Wednesday, August 13, 2014

General Electric Set to Sell its Home Appliance Business, but at What Price?

According to press reports, General Electric Company is considering selling off its home appliances and lighting division, with figures of $1.5 billion to $2.5 billion being tossed around. While the deal makes perfect strategic sense for General Electric, the price looks too low when compared with home-appliance peers such as Whirlpool Corp . Moreover, the division has significant growth opportunities from the replacement cycle in the home appliance industry, and in LED lighting -- just look at Cree, Inc.  and its LED lighting prospects. So, what sort of price would make sense?

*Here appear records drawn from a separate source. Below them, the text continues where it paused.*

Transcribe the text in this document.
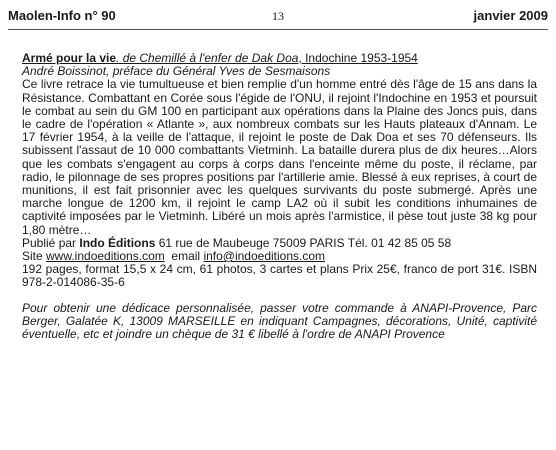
Maolen-Info n° 90	13	janvier 2009
Armé pour la vie. de Chemillé à l'enfer de Dak Doa, Indochine 1953-1954
André Boissinot, préface du Général Yves de Sesmaisons
Ce livre retrace la vie tumultueuse et bien remplie d'un homme entré dès l'âge de 15 ans dans la Résistance. Combattant en Corée sous l'égide de l'ONU, il rejoint l'Indochine en 1953 et poursuit le combat au sein du GM 100 en participant aux opérations dans la Plaine des Joncs puis, dans le cadre de l'opération « Atlante », aux nombreux combats sur les Hauts plateaux d'Annam. Le 17 février 1954, à la veille de l'attaque, il rejoint le poste de Dak Doa et ses 70 défenseurs. Ils subissent l'assaut de 10 000 combattants Vietminh. La bataille durera plus de dix heures…Alors que les combats s'engagent au corps à corps dans l'enceinte même du poste, il réclame, par radio, le pilonnage de ses propres positions par l'artillerie amie. Blessé à eux reprises, à court de munitions, il est fait prisonnier avec les quelques survivants du poste submergé. Après une marche longue de 1200 km, il rejoint le camp LA2 où il subit les conditions inhumaines de captivité imposées par le Vietminh. Libéré un mois après l'armistice, il pèse tout juste 38 kg pour 1,80 mètre…
Publié par Indo Éditions 61 rue de Maubeuge 75009 PARIS Tél. 01 42 85 05 58
Site www.indoeditions.com  email info@indoeditions.com
192 pages, format 15,5 x 24 cm, 61 photos, 3 cartes et plans Prix 25€, franco de port 31€. ISBN 978-2-014086-35-6
Pour obtenir une dédicace personnalisée, passer votre commande à ANAPI-Provence, Parc Berger, Galatée K, 13009 MARSEILLE en indiquant Campagnes, décorations, Unité, captivité éventuelle, etc et joindre un chèque de 31 € libellé à l'ordre de ANAPI Provence
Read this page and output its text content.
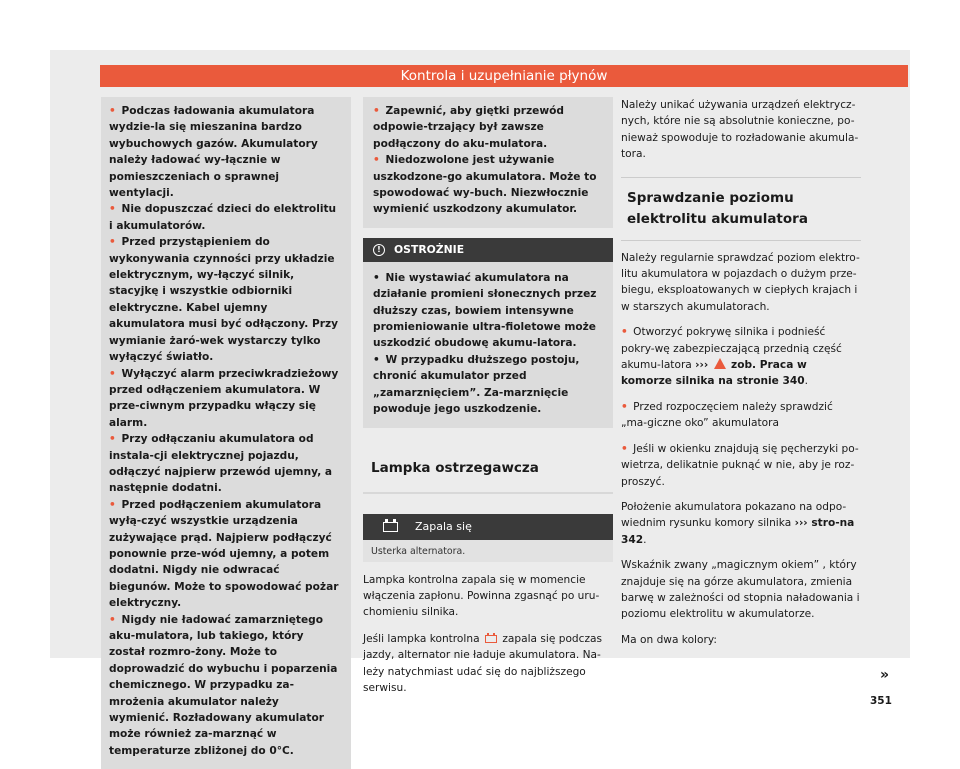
Kontrola i uzupełnianie płynów
• Podczas ładowania akumulatora wydzie-la się mieszanina bardzo wybuchowych gazów. Akumulatory należy ładować wy-łącznie w pomieszczeniach o sprawnej wentylacji.
• Nie dopuszczać dzieci do elektrolitu i akumulatorów.
• Przed przystąpieniem do wykonywania czynności przy układzie elektrycznym, wy-łączyć silnik, stacyjkę i wszystkie odbiorniki elektryczne. Kabel ujemny akumulatora musi być odłączony. Przy wymianie żaró-wek wystarczy tylko wyłączyć światło.
• Wyłączyć alarm przeciwkradzieżowy przed odłączeniem akumulatora. W prze-ciwnym przypadku włączy się alarm.
• Przy odłączaniu akumulatora od instala-cji elektrycznej pojazdu, odłączyć najpierw przewód ujemny, a następnie dodatni.
• Przed podłączeniem akumulatora wyłą-czyć wszystkie urządzenia zużywające prąd. Najpierw podłączyć ponownie prze-wód ujemny, a potem dodatni. Nigdy nie odwracać biegunów. Może to spowodować pożar elektryczny.
• Nigdy nie ładować zamarzniętego aku-mulatora, lub takiego, który został rozmro-żony. Może to doprowadzić do wybuchu i poparzenia chemicznego. W przypadku za-mrożenia akumulator należy wymienić. Rozładowany akumulator może również za-marznąć w temperaturze zbliżonej do 0°C.
• Zapewnić, aby giętki przewód odpowie-trzający był zawsze podłączony do aku-mulatora.
• Niedozwolone jest używanie uszkodzone-go akumulatora. Może to spowodować wy-buch. Niezwłocznie wymienić uszkodzony akumulator.
!	OSTROŻNIE
• Nie wystawiać akumulatora na działanie promieni słonecznych przez dłuższy czas, bowiem intensywne promieniowanie ultra-fioletowe może uszkodzić obudowę akumu-latora.
• W przypadku dłuższego postoju, chronić akumulator przed „zamarznięciem”. Za-marznięcie powoduje jego uszkodzenie.
Lampka ostrzegawcza
Zapala się
Usterka alternatora.

Lampka kontrolna zapala się w momencie włączenia zapłonu. Powinna zgasnąć po uru-chomieniu silnika.

Jeśli lampka kontrolna zapala się podczas jazdy, alternator nie ładuje akumulatora. Na-leży natychmiast udać się do najbliższego serwisu.

Należy unikać używania urządzeń elektrycz-nych, które nie są absolutnie konieczne, po-nieważ spowoduje to rozładowanie akumula-tora.

Sprawdzanie poziomu elektrolitu akumulatora

Należy regularnie sprawdzać poziom elektro-litu akumulatora w pojazdach o dużym prze-biegu, eksploatowanych w ciepłych krajach i w starszych akumulatorach.

• Otworzyć pokrywę silnika i podnieść pokry-wę zabezpieczającą przednią część akumu-latora ››› zob. Praca w komorze silnika na stronie 340.

• Przed rozpoczęciem należy sprawdzić „ma-giczne oko” akumulatora

• Jeśli w okienku znajdują się pęcherzyki po-wietrza, delikatnie puknąć w nie, aby je roz-proszyć.

Położenie akumulatora pokazano na odpo-wiednim rysunku komory silnika ››› stro-na 342.

Wskaźnik zwany „magicznym okiem” , który znajduje się na górze akumulatora, zmienia barwę w zależności od stopnia naładowania i poziomu elektrolitu w akumulatorze.

Ma on dwa kolory:

»
351
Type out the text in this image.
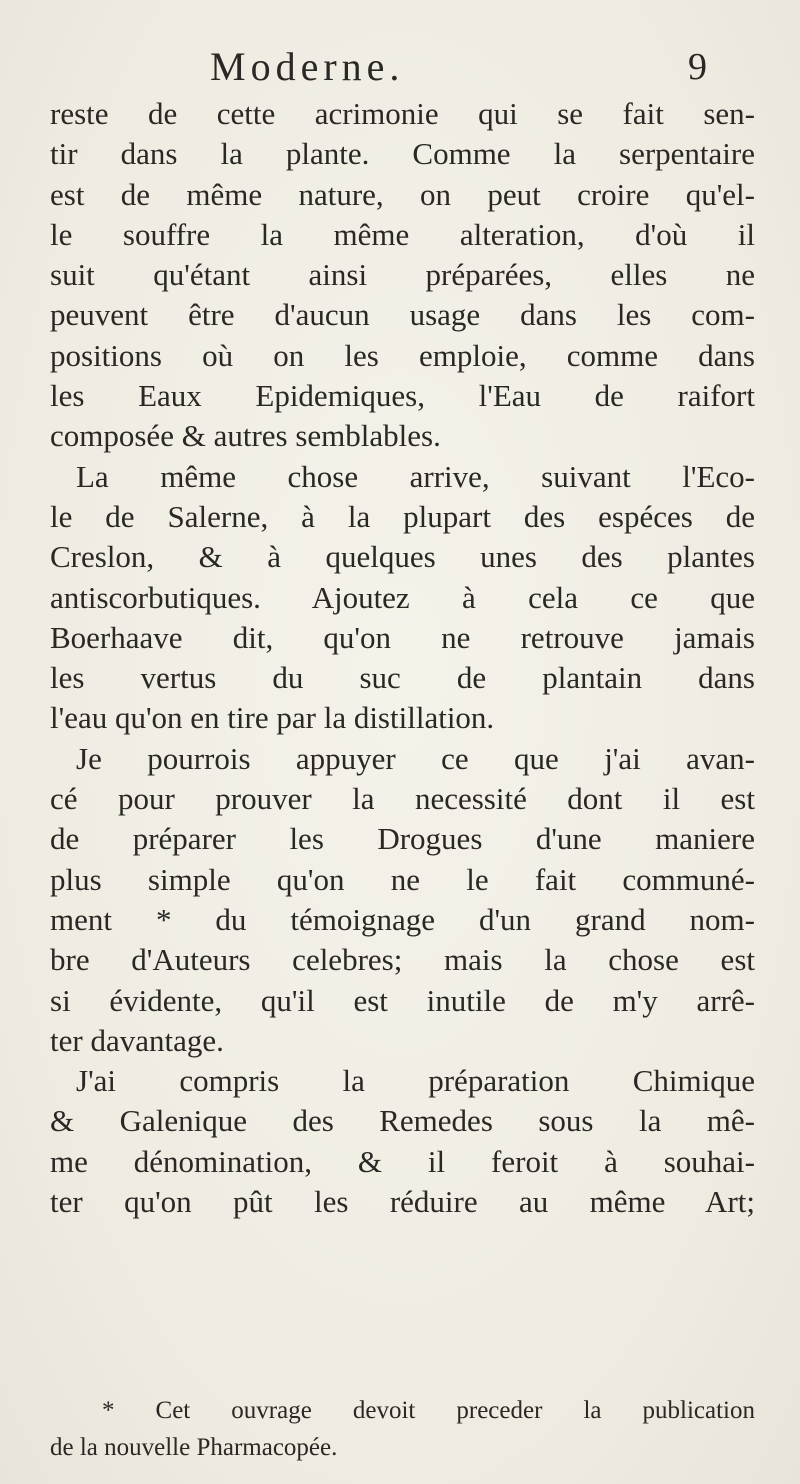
Moderne.	9
reste de cette acrimonie qui se fait sen-
tir dans la plante. Comme la serpentaire
est de même nature, on peut croire qu'el-
le souffre la même alteration, d'où il
suit qu'étant ainsi préparées, elles ne
peuvent être d'aucun usage dans les com-
positions où on les emploie, comme dans
les Eaux Epidemiques, l'Eau de raifort
composée & autres semblables.
La même chose arrive, suivant l'Eco-
le de Salerne, à la plupart des espéces de
Creslon, & à quelques unes des plantes
antiscorbutiques. Ajoutez à cela ce que
Boerhaave dit, qu'on ne retrouve jamais
les vertus du suc de plantain dans
l'eau qu'on en tire par la distillation.
Je pourrois appuyer ce que j'ai avan-
cé pour prouver la necessité dont il est
de préparer les Drogues d'une maniere
plus simple qu'on ne le fait communé-
ment * du témoignage d'un grand nom-
bre d'Auteurs celebres; mais la chose est
si évidente, qu'il est inutile de m'y arrê-
ter davantage.
J'ai compris la préparation Chimique
& Galenique des Remedes sous la mê-
me dénomination, & il feroit à souhai-
ter qu'on pût les réduire au même Art;
* Cet ouvrage devoit preceder la publication
de la nouvelle Pharmacopée.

General Electric continues restructuring

From the company's perspective, selling the division would further CEO Jeffrey Immelt's aim of refocusing the company back onto its industrial side. Most people don't consider it a core holding, even though the home appliances and lighting division represents the most visible part of the business to the American consumer.

As for other elements of the company's plans, investors can read here about how it's been investing in its oil and gas division and here about its aviation division. Meanwhile, the IPO of Synchrony Financial, its consumer lending unit, is further evidence of its shift in emphasis toward the industrial sector. Meanwhile, the bid for Alstom's energy business is seen as a sign of acquisition activity in the sector and an attempt to generate cost synergies by consolidating power-generation operations.

In the context of all this activity, the sale of the home-appliances business makes perfect sense. Despite being an iconic business, the division ranks third in the U.S. behind Whirlpool and Electrolux. Moreover, it's the smallest contributor to segmental profitability, and selling it would free up management's time and resources to focus on its industrial operations.